Voting. At all corporate meetings each stockholder either in person or by proxy shall be entitled to as many votes as he owns shares of stock. Such proxy shall be in writing and filed with the Secretary.

ARTICLE XVIII.

Medical. There shall be two or more Medical Directors of this Company, two of whom, at least, shall be chosen from among the Board of Directors. Said Medical Directors shall hold office during the pleasure of the Board and shall perform the duties and accept the compensation to be prescribed by the Board for the work of such medical supervision; and the President shall, with the consent of said Board, appoint such assistant or acting Medical Directors as the Board may deem necessary in the absence or any disability of the Medical Directors, and the Medical Directors shall have full supervision of the entire medical department of the Company, including the appointment of medical examiners.

(Seal)

ARTICLE XIX.

The Company shall have a Common Seal consisting of a circle, having on its circumference the words "Conservative Life Insurance Company, Los Angeles, Cal. Incorporated May 16th, 1900," and is in the form set opposite hereto.

ARTICLE XX.

Amendments. The By-Laws may be altered or amended at any meeting of the stockholders by a vote representing two-thirds of the subscribed stock, that is,

by the assent of the holders of two-thirds of the entire Capital Stock, and not otherwise.

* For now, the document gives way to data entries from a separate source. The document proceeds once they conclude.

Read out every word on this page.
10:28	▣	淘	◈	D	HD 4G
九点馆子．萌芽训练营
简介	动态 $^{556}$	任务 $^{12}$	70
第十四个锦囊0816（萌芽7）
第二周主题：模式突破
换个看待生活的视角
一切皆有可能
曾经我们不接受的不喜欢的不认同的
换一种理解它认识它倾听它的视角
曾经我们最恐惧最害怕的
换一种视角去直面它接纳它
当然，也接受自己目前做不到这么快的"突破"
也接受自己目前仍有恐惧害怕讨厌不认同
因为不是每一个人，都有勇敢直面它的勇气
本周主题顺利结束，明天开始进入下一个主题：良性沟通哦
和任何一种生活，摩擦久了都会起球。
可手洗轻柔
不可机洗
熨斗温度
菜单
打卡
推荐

I hereby certify that I am the Secretary of the Conservative Life Insurance Company, and that the foregoing constitute the By-Laws of the said Conservative Life Insurance Company as they are constituted at this date. In witness whereof I have hereunto set my hand and the corporate seal of the Company, this 21st day of Nov., 1903. A. W. MORGAN,

(Seal)

Secretary.

CHARTER AND BY-LAWS of the Des MOINES LIFE INSURANCE COMPANY.

CHARTER.

THE STATE OF IOWA,

SECRETARY OFf State.

I, W. B. Martin, Secretary of State of the State of Iowa, do hereby certify that the attached instrument of writing is a true and correct copy of Amended and Substituted Articles of Incorporation of the Des Moines Life Insurance Company, Des Moines, Iowa, as the same appears of record in this office.

In testimony whereof, I have hereunto set my hand and affixed the seal of the Secretary of State of the State of Iowa.

Done at Des Moines, the Capital of the State, November 19, 1903. (Seal)

W. B. MARTIN,
Secretary of State.
By D. A. HITES,
Deputy.

The undersigned, President and Secretary of the Des Moines Life Insurance Company, do hereby certify and acknowledge that at the annual meeting of the members. of the Des Moines Life Association, held at the home office of the Association in Des Moines, Iowa, on the 16th day of January, A. D. 1900, the following Amended and Substituted Articles of Incorporation of said corporation were duly adopted, and the undersigned were designated and appointed by the members at their said meeting to sign and acknowledge the same on behalf of said corporation and its members.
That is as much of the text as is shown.